Tubes, old and new


I sat down next to Tim Pavaracini in a room at T.H.E. Show in Irvine weekend before last, and listened to him talk about tubes. He told me that in the 50's and 60's the various tube companies would swap tubes amongst themselves when they ran low of a certain model, putting their own logo on the glass of a competitors tube. It would therefore behoove tube enthusiasts to learn the internal physical characteristics specific to each make, especially when spending big money on them. Tim's personal favorites are Mullards. He had nothing good to say about ANY tubes being manufactured today, feeling the guys and gals on the tube assembly lines have not apprenticed long enough to learn the skills necessary to build a quality tube, that they are not career professionals, but merely temporary employees. Buy your tubes from an honest, knowledgeable tube vendor!
128x128bdp24
You're welcome Bdp24. You are most likely to see Phillips tubes with the "New Code" etched into the side of the glass near the bottom (top drawing at the bottom of page 3), using the top two "Examples of "correct code" format." So you can skip all the stuff about the "Old Code" and other code formats. It's not too hard to figure out the codes but if you have any questions feel free to ask me.
Tubes are best understood and appreciated by listening to them in a system, not listening to them talked about by experts. As soon as anybody spews a blanket statement regarding new tubes being somehow universally inferior, they lose credibility immediately regardless of their supposed expertise.

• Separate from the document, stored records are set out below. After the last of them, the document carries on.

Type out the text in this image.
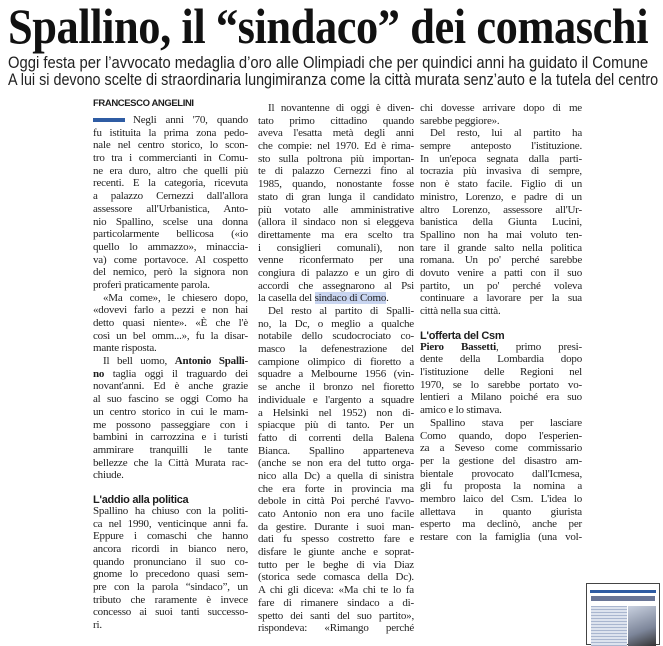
Spallino, il “sindaco” dei comaschi
Oggi festa per l’avvocato medaglia d’oro alle Olimpiadi che per quindici anni ha guidato il Comune
A lui si devono scelte di straordinaria lungimiranza come la città murata senz’auto e la tutela del centro
FRANCESCO ANGELINI
Negli anni '70, quando
fu istituita la prima zona pedo-
nale nel centro storico, lo scon-
tro tra i commercianti in Comu-
ne era duro, altro che quelli più
recenti. E la categoria, ricevuta
a palazzo Cernezzi dall'allora
assessore all'Urbanistica, Anto-
nio Spallino, scelse una donna
particolarmente bellicosa («io
quello lo ammazzo», minaccia-
va) come portavoce. Al cospetto
del nemico, però la signora non
proferì praticamente parola.
«Ma come», le chiesero dopo,
«dovevi farlo a pezzi e non hai
detto quasi niente». «È che l'è
così un bel omm...», fu la disar-
mante risposta.
Il bell uomo, Antonio Spalli-
no taglia oggi il traguardo dei
novant'anni. Ed è anche grazie
al suo fascino se oggi Como ha
un centro storico in cui le mam-
me possono passeggiare con i
bambini in carrozzina e i turisti
ammirare tranquilli le tante
bellezze che la Città Murata rac-
chiude.
L'addio alla politica
Spallino ha chiuso con la politi-
ca nel 1990, venticinque anni fa.
Eppure i comaschi che hanno
ancora ricordi in bianco nero,
quando pronunciano il suo co-
gnome lo precedono quasi sem-
pre con la parola “sindaco”, un
tributo che raramente è invece
concesso ai suoi tanti successo-
ri.
Il novantenne di oggi è diven-
tato primo cittadino quando
aveva l'esatta metà degli anni
che compie: nel 1970. Ed è rima-
sto sulla poltrona più importan-
te di palazzo Cernezzi fino al
1985, quando, nonostante fosse
stato di gran lunga il candidato
più votato alle amministrative
(allora il sindaco non si eleggeva
direttamente ma era scelto tra
i consiglieri comunali), non
venne riconfermato per una
congiura di palazzo e un giro di
accordi che assegnarono al Psi
la casella del sindaco di Como.
Del resto al partito di Spalli-
no, la Dc, o meglio a qualche
notabile dello scudocrociato co-
masco la defenestrazione del
campione olimpico di fioretto a
squadre a Melbourne 1956 (vin-
se anche il bronzo nel fioretto
individuale e l'argento a squadre
a Helsinki nel 1952) non di-
spiacque più di tanto. Per un
fatto di correnti della Balena
Bianca. Spallino apparteneva
(anche se non era del tutto orga-
nico alla Dc) a quella di sinistra
che era forte in provincia ma
debole in città Poi perché l'avvo-
cato Antonio non era uno facile
da gestire. Durante i suoi man-
dati fu spesso costretto fare e
disfare le giunte anche e soprat-
tutto per le beghe di via Diaz
(storica sede comasca della Dc).
A chi gli diceva: «Ma chi te lo fa
fare di rimanere sindaco a di-
spetto dei santi del suo partito»,
rispondeva: «Rimango perché
chi dovesse arrivare dopo di me
sarebbe peggiore».
Del resto, lui al partito ha
sempre anteposto l'istituzione.
In un'epoca segnata dalla parti-
tocrazia più invasiva di sempre,
non è stato facile. Figlio di un
ministro, Lorenzo, e padre di un
altro Lorenzo, assessore all'Ur-
banistica della Giunta Lucini,
Spallino non ha mai voluto ten-
tare il grande salto nella politica
romana. Un po' perché sarebbe
dovuto venire a patti con il suo
partito, un po' perché voleva
continuare a lavorare per la sua
città nella sua città.
L'offerta del Csm
Piero Bassetti, primo presi-
dente della Lombardia dopo
l'istituzione delle Regioni nel
1970, se lo sarebbe portato vo-
lentieri a Milano poiché era suo
amico e lo stimava.
Spallino stava per lasciare
Como quando, dopo l'esperien-
za a Seveso come commissario
per la gestione del disastro am-
bientale provocato dall'Icmesa,
gli fu proposta la nomina a
membro laico del Csm. L'idea lo
allettava in quanto giurista
esperto ma declinò, anche per
restare con la famiglia (una vol-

I think that's a pretty safe assumption! Kavi Alexander had Tim design the tube electronics for the microphones and tape recorder he uses to make his Water Lily albums, some of the best recordings ever made. Roger Modjeski says Tim is one of the other (beside himself ;-) engineer/designers working in Hi-Fi he respects. An unsafe assumption is that I spelled Tim's last name correctly (it's actually Paravicini), even though it's right there on the faceplate of my EAR 868 pre-amp. Duh.